Son Dakika
Uygur Haber ve Araştırma Merkezi(UYHAM)
2014 yılında tutuklanarak Ömür boyu hapis cezasına çarptırılan ve halen Urumçi’de İşgalcı Çin’in zindanlarında tutulan Uygur Demokrasi ve Hukuk Hareketi Lideri ve Uygurların Vicdanı Doç.Dr.İlham Tohtı’nın Avrupa Parlamentosu Saharov Ödül Komitesi tarafından 2016 Saharov Barış Ödülü’ne resmen aday gösterildiği açıklandı.

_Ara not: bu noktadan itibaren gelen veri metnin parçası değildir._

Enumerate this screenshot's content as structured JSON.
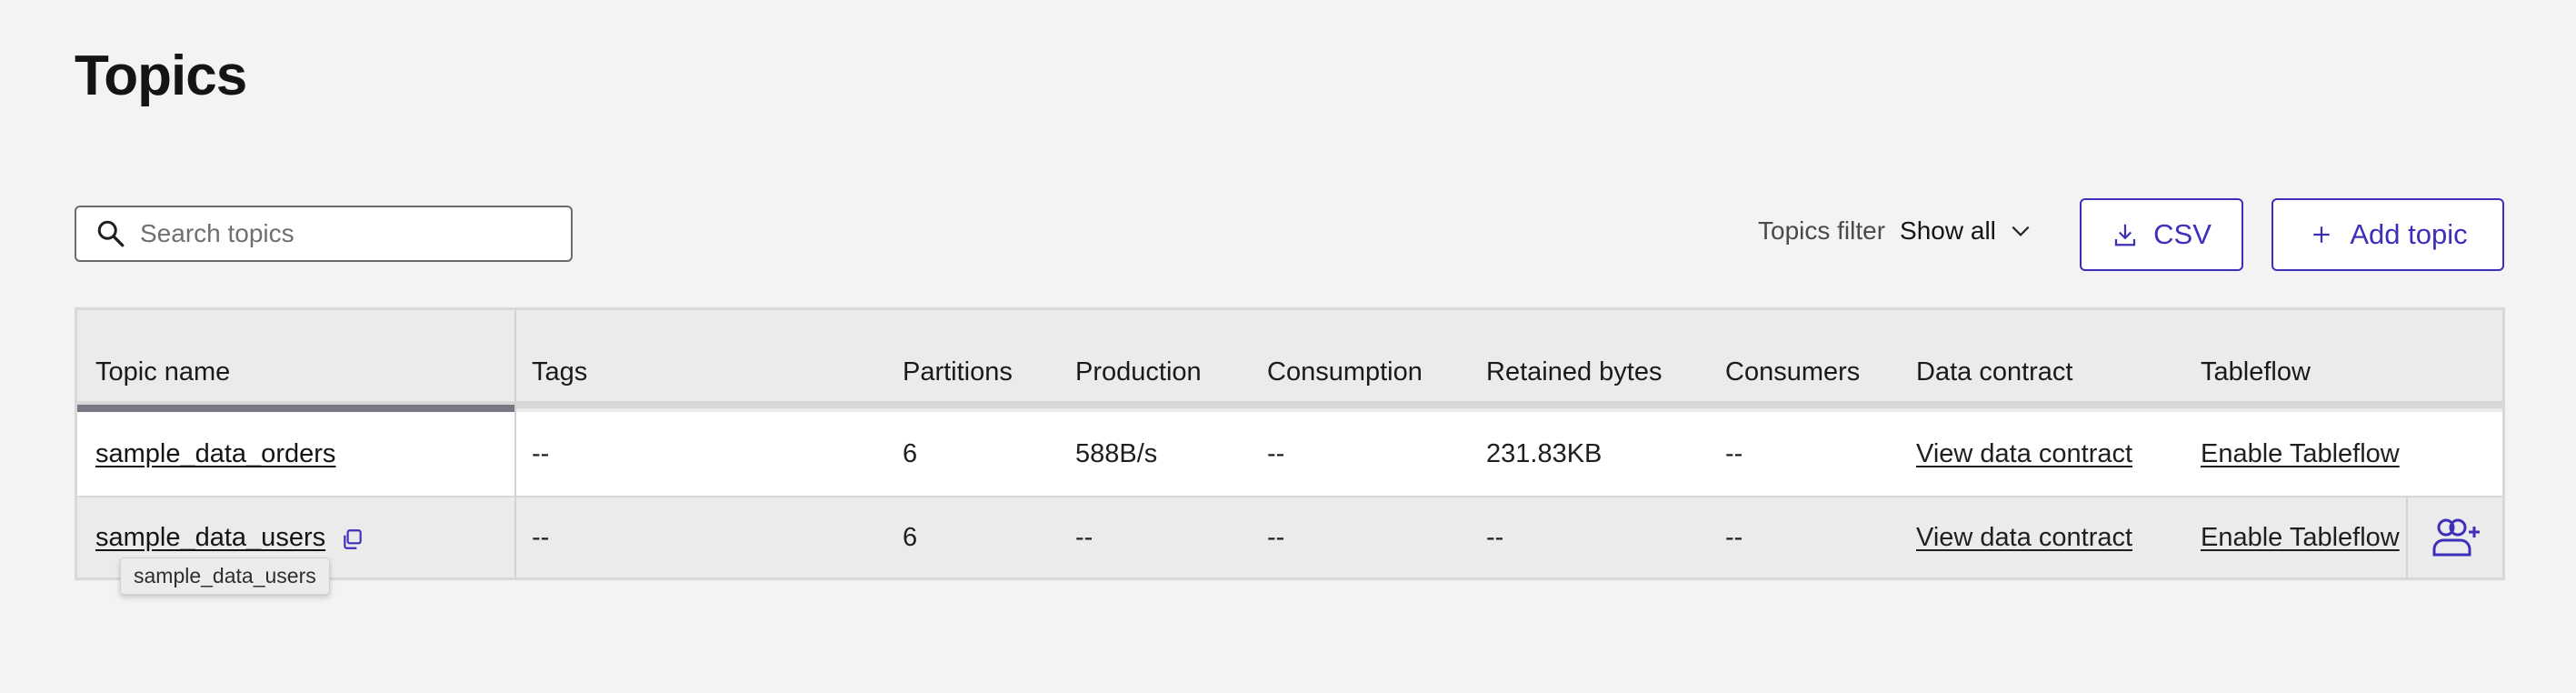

Dr.Tohtı’nın 2016 yılı Saharov Barış Ödülü’ne aday gösterildiğine dair haber 15 Eylul 2016 ‘de öğle’dene sonra Avrupa Parlamantosu Kurumsal İnternet sitesinde yayınlandı.
Özgür Asya radyosu internet sitesinde yer alan haberlere göre çeşitli ülke, kurum ve kuruluşlar tarafından AP.2016 Saharov ödülüne aday gösterilenler arasından seçilen son 7 kişinin adları açıklandı. Aday olarak gösterilenlerin i isimleri Avrupa Parlamentosu Dış ilişkiler ve Kalkınma Komitesi tarafından tesbit ediliyor ve ilgili komisyonların de tasvibinden sonra Avrupa Parlamenetosu genel kurulu tarafından onaylanıyor.En çok oyu alan aday Saharov ödülünü alıyor. Bu ödül Avrupa Parlamentosu tarafından verilen en üst ve prestijli bir ödül olarak kabul ediliyor.

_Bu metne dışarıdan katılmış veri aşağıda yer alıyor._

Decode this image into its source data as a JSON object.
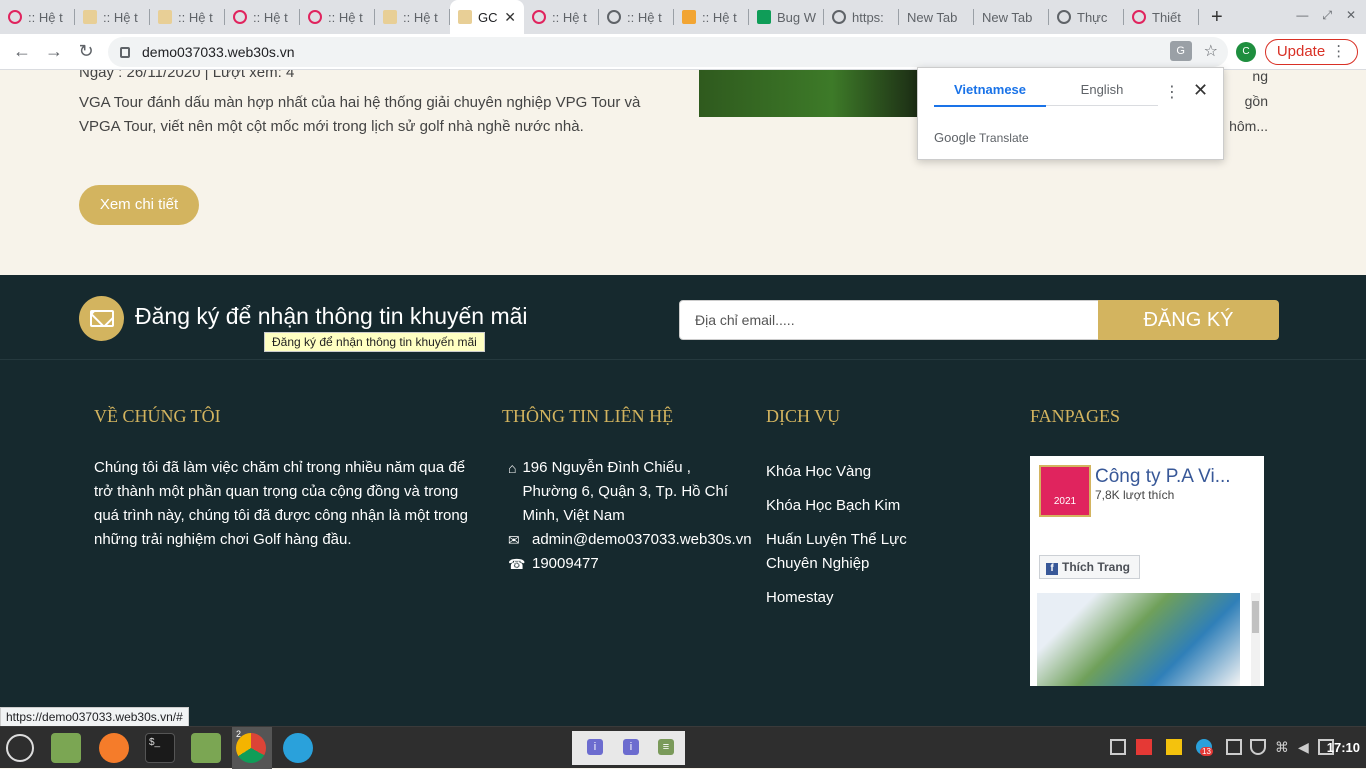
{
  "tabs": [
    {
      "label": ":: Hệ t",
      "favicon": "red-circle-icon"
    },
    {
      "label": ":: Hệ t",
      "favicon": "gold-logo-icon"
    },
    {
      "label": ":: Hệ t",
      "favicon": "gold-logo-icon"
    },
    {
      "label": ":: Hệ t",
      "favicon": "red-circle-icon"
    },
    {
      "label": ":: Hệ t",
      "favicon": "red-circle-icon"
    },
    {
      "label": ":: Hệ t",
      "favicon": "gold-logo-icon"
    },
    {
      "label": "GC",
      "favicon": "gold-logo-icon",
      "active": true
    },
    {
      "label": ":: Hệ t",
      "favicon": "red-circle-icon"
    },
    {
      "label": ":: Hệ t",
      "favicon": "globe-icon"
    },
    {
      "label": ":: Hệ t",
      "favicon": "orange-logo-icon"
    },
    {
      "label": "Bug W",
      "favicon": "green-sheet-icon"
    },
    {
      "label": "https:",
      "favicon": "globe-icon"
    },
    {
      "label": "New Tab",
      "favicon": ""
    },
    {
      "label": "New Tab",
      "favicon": ""
    },
    {
      "label": "Thực",
      "favicon": "globe-icon"
    },
    {
      "label": "Thiết",
      "favicon": "red-circle-icon"
    }
  ],
  "toolbar": {
    "url": "demo037033.web30s.vn",
    "avatar_letter": "C",
    "update_label": "Update"
  },
  "news": {
    "meta": "Ngày : 26/11/2020 | Lượt xem:  4",
    "text": "VGA Tour đánh dấu màn hợp nhất của hai hệ thống giải chuyên nghiệp VPG Tour và VPGA Tour, viết nên một cột mốc mới trong lịch sử golf nhà nghề nước nhà.",
    "right_line1": "ng gồn",
    "right_line2": "hôm...",
    "more_label": "Xem chi tiết"
  },
  "newsletter": {
    "title": "Đăng ký để nhận thông tin khuyến mãi",
    "tooltip": "Đăng ký để nhận thông tin khuyến mãi",
    "placeholder": "Địa chỉ email.....",
    "submit_label": "ĐĂNG KÝ"
  },
  "footer": {
    "about_title": "VỀ CHÚNG TÔI",
    "about_text": "Chúng tôi đã làm việc chăm chỉ trong nhiều năm qua để trở thành một phần quan trọng của cộng đồng và trong quá trình này, chúng tôi đã được công nhận là một trong những trải nghiệm chơi Golf hàng đầu.",
    "contact_title": "THÔNG TIN LIÊN HỆ",
    "address": "196 Nguyễn Đình Chiểu , Phường 6, Quận 3, Tp. Hồ Chí Minh, Việt Nam",
    "email": "admin@demo037033.web30s.vn",
    "phone": "19009477",
    "services_title": "DỊCH VỤ",
    "services": [
      "Khóa Học Vàng",
      "Khóa Học Bạch Kim",
      "Huấn Luyện Thể Lực Chuyên Nghiệp",
      "Homestay"
    ],
    "fanpage_title": "FANPAGES",
    "fanpage_name": "Công ty P.A Vi...",
    "fanpage_likes": "7,8K lượt thích",
    "fanpage_like_btn": "Thích Trang"
  },
  "status_url": "https://demo037033.web30s.vn/#",
  "translate_popup": {
    "lang_selected": "Vietnamese",
    "lang_other": "English",
    "brand_google": "Google",
    "brand_translate": "Translate"
  },
  "taskbar": {
    "clock": "17:10",
    "chrome_count": "2",
    "badge": "13"
  },
  "colors": {
    "accent_gold": "#d3b45f",
    "footer_bg": "#16292e",
    "page_bg": "#f7f3ea"
  }
}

Avrupa Parlamantosu 11 Ekim 2016 tarihinde yapacağı özel oturumda Saharov Barış Ödülü adayını belirlemek üzere aday 3 kişi arasında seçim yapıyor ve en çok oyu alan aday Saharov Barış Ödülü sahibi olarak kabul ediliyor. Avrupa Paralamentosu ödül sahibine Barış ödülü ile birlikte ayrıca, 50 bin Avro para ödülü de veriliyor.
2016 Saharov Ödülü Adaylarından 3 kişi Türk Asıllılardan Oluşuyor.
Bu yıl verilen Sahorov ödülü adaylarından 3 kişi Türk asıllı kişilerden oluşuyor. Birisi Uygurların vicdanı Dr.İlham Tohtı diğeri ise,Kırım Türklerinini efsanevi Lideri ve Kırım Milli Hareketi’nin cesur ve kahraman yolbaşçısı Mustafa Abdulcemil Kırımoğlu olarak gösterilmiştir.Diğer aday ise, yine Türkiye’den kaçan bir gazeteci Can Dündar. İnsan hakları,Hukuk ve Türkiye Cumhuriyeti devletine karşı yazıları ile tanınan ve en son devlet sırlarını ifşa eden yazıları dolayisiyle bir süre hapsedilen ve tahliye olduktan sonra yurt dışına kaçan Can Dündar aranan ve hakkında yargılama süreci devam eden bir sanık olarak biliniyor. Türk devleti ve Milletine yaptığı ihanet ve işlediği ağır suçlar nedeniyle yurt dışına kaçan bu kanun kaçağı ve şüphelinin Dr.İlham Tohtı ve Cemiloğlu gibi demokrası ve insan hakları ve özgürlük kahramanları ile birlikte anılması ve aday olarak gösterilmesi anlamsız ve ardniyetli bir tavır olarak kabul ediliyor bu durum tepki ile karşılanıyor.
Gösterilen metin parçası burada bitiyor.